Le syndicat des patrons du textile, le BGMEA, (Bangladesh Garment Manufacturers and Exporters Association) semble même incapable d’identifier les employés présents le jour du drame : il parle de 2 760 personnes, alors que le rapport mentionne le nombre de 3 900.

Syndicats et ONG tentent d’impliquer les marques occidentales qui s’approvisionnent au Bangladesh, mais peu d’entre elles ont accepté, précise Libé. Une réunion est prévue en septembre à Genève pour les inciter à participer. Les groupes occidentaux ont signé deux accords séparés pour renforcer la sécurité dans les usines et contrôler les conditions de travail. (80 Européens d’un côté, rejoints par le Japonais Uniqlo depuis jeudi, et 17 Nord-américains de l’autre). Wal Mart et Gap, notamment, n'avaient pas voulu signer l'accord, mais s'y sont finalement résolus. Au final, l’accord américain reste non contraignant. Le CPD réclame également "un plan concret, des responsabilités bien établies, un échéancier précis", ainsi que de la transparence, un code de conduite et des organes indépendants de contrôle. Mais rien de tel n’existe dans ce pays gangrené par la corruption, souligne Libé.

Autre question, le statut des syndicats. Sur 5000, seules quelques dizaines d’usines textiles comptent des militants syndicaux. La loi a légèrement changé mi-juillet. Jusqu’ici, le patron était prévenu quand un employé se syndiquait : le harcèlement commençait alors, jusqu’au licenciement, raconte Libé. Cette clause a été supprimée mais, selon la militante Kalpona Akhter, "ça ne signifie pas que les travailleurs vont rejoindre les syndicats. Dès qu’ils commencent à s’organiser, les patrons les en empêchent. Il faudrait une protection des délégués."

Le problème est plus profond, déplore le président du CPD, Rehman Sobhan : "Pour que nous soyons compétitifs, il faut que les employés n’aient aucun droit, qu’on puisse les licencier sans problème.

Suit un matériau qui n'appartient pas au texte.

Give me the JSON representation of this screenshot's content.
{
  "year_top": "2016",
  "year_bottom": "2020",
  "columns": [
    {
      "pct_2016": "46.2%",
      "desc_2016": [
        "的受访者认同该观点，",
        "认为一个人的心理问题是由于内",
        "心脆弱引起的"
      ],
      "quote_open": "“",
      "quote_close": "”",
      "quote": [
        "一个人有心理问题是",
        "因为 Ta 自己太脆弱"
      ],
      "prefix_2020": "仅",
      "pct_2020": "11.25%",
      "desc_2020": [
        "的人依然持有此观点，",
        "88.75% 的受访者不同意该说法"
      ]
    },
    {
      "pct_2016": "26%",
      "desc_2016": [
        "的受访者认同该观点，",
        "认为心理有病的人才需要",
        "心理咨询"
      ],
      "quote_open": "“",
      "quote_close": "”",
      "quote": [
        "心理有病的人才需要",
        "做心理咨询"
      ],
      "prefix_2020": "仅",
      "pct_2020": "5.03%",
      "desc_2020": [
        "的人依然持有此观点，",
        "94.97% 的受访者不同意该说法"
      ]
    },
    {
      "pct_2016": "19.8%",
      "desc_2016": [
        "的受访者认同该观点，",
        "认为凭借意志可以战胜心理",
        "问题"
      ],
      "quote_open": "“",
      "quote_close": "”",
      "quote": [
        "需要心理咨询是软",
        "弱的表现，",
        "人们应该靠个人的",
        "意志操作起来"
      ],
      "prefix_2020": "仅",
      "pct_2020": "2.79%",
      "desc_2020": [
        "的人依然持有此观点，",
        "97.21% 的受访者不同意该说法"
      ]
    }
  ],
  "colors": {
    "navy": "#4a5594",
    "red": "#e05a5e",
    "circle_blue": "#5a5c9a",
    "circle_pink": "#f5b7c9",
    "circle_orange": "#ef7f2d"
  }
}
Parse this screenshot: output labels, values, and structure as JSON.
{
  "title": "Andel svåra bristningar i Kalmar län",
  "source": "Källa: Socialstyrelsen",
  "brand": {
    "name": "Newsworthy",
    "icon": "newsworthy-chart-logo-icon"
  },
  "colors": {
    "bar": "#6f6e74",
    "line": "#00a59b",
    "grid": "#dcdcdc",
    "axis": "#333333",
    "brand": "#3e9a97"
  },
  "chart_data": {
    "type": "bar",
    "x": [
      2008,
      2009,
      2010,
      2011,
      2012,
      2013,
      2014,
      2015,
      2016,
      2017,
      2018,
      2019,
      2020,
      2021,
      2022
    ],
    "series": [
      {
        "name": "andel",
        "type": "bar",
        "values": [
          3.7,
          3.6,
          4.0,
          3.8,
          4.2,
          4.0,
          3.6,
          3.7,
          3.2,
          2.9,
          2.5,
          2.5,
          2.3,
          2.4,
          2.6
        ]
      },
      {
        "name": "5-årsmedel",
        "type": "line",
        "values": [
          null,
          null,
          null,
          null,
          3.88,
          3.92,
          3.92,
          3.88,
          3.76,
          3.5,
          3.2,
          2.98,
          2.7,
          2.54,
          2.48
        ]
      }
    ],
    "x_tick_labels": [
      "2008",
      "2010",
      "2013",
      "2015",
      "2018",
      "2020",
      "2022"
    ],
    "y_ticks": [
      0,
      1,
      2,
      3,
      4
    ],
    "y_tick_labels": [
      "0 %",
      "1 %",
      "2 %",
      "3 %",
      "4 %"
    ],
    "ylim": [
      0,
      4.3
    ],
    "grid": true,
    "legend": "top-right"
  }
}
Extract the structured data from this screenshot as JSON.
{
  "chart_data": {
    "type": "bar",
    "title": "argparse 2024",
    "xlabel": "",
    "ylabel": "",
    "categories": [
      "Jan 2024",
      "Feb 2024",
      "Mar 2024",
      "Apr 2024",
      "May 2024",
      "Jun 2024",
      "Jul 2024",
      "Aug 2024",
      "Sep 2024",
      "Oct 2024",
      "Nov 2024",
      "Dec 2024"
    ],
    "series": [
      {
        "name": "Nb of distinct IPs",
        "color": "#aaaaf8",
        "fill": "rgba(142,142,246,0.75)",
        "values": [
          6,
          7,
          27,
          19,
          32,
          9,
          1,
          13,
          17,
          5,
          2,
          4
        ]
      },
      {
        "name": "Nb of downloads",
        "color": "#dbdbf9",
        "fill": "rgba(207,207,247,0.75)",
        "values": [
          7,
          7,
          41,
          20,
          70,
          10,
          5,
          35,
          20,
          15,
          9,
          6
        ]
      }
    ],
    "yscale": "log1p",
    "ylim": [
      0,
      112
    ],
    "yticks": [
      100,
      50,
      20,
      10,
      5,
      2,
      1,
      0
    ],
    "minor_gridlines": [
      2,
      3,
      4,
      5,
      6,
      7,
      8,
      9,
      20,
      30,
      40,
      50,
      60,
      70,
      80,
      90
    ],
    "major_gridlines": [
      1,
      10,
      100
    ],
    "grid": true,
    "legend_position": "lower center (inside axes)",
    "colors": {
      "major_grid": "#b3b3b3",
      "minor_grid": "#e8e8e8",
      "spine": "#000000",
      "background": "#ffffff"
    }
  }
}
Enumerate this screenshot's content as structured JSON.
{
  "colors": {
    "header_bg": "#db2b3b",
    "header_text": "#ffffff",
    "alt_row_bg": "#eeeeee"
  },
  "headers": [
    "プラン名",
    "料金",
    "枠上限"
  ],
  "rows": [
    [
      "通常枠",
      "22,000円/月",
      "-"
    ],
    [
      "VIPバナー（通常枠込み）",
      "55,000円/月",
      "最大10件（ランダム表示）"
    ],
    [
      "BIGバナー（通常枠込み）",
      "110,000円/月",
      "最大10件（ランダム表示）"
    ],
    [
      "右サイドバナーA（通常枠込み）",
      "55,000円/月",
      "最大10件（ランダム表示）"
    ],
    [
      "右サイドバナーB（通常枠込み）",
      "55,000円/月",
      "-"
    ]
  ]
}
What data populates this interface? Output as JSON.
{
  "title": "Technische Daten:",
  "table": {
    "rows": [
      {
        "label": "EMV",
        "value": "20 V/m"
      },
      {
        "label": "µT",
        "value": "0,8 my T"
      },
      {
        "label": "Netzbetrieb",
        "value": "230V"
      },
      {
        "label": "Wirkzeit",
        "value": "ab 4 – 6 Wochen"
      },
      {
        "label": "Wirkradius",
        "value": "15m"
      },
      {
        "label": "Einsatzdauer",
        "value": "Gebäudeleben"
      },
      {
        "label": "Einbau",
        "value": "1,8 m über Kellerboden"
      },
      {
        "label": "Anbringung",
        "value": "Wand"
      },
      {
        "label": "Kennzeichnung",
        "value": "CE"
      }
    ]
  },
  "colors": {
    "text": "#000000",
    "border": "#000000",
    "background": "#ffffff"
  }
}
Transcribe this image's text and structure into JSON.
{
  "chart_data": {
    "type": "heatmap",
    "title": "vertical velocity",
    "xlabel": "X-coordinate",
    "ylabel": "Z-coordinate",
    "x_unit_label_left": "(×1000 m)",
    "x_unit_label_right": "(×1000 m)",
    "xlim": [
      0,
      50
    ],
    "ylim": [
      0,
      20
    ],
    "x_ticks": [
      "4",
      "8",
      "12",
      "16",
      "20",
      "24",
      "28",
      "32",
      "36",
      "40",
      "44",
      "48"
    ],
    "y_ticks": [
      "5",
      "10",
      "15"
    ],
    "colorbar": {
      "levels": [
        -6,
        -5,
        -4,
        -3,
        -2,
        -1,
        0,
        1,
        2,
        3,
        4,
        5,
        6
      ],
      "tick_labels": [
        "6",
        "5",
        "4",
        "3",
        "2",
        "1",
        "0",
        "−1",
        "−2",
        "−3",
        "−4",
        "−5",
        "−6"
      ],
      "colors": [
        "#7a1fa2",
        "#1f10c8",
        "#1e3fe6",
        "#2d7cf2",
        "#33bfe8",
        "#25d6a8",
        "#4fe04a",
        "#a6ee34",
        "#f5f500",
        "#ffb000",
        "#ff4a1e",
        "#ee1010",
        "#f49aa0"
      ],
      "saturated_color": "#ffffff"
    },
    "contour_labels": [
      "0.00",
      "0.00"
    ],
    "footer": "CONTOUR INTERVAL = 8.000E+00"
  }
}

C’est la flexibilité qui nous permet d’être compétitifs. (...) Comme la concurrence va se poursuivre, Wal-Mart et les autres chercheront toujours les fournisseurs les moins chers car les clients occidentaux regardent surtout le prix." Le tee-shirt acheté 5 dollars au Bangladesh "sera toujours vendu 25 à New York". Il faut donc, selon lui, "exiger des grandes marques qu’elles rendent des comptes sur les richesses que créent nos productions".

Lire sur arretsurimages.net.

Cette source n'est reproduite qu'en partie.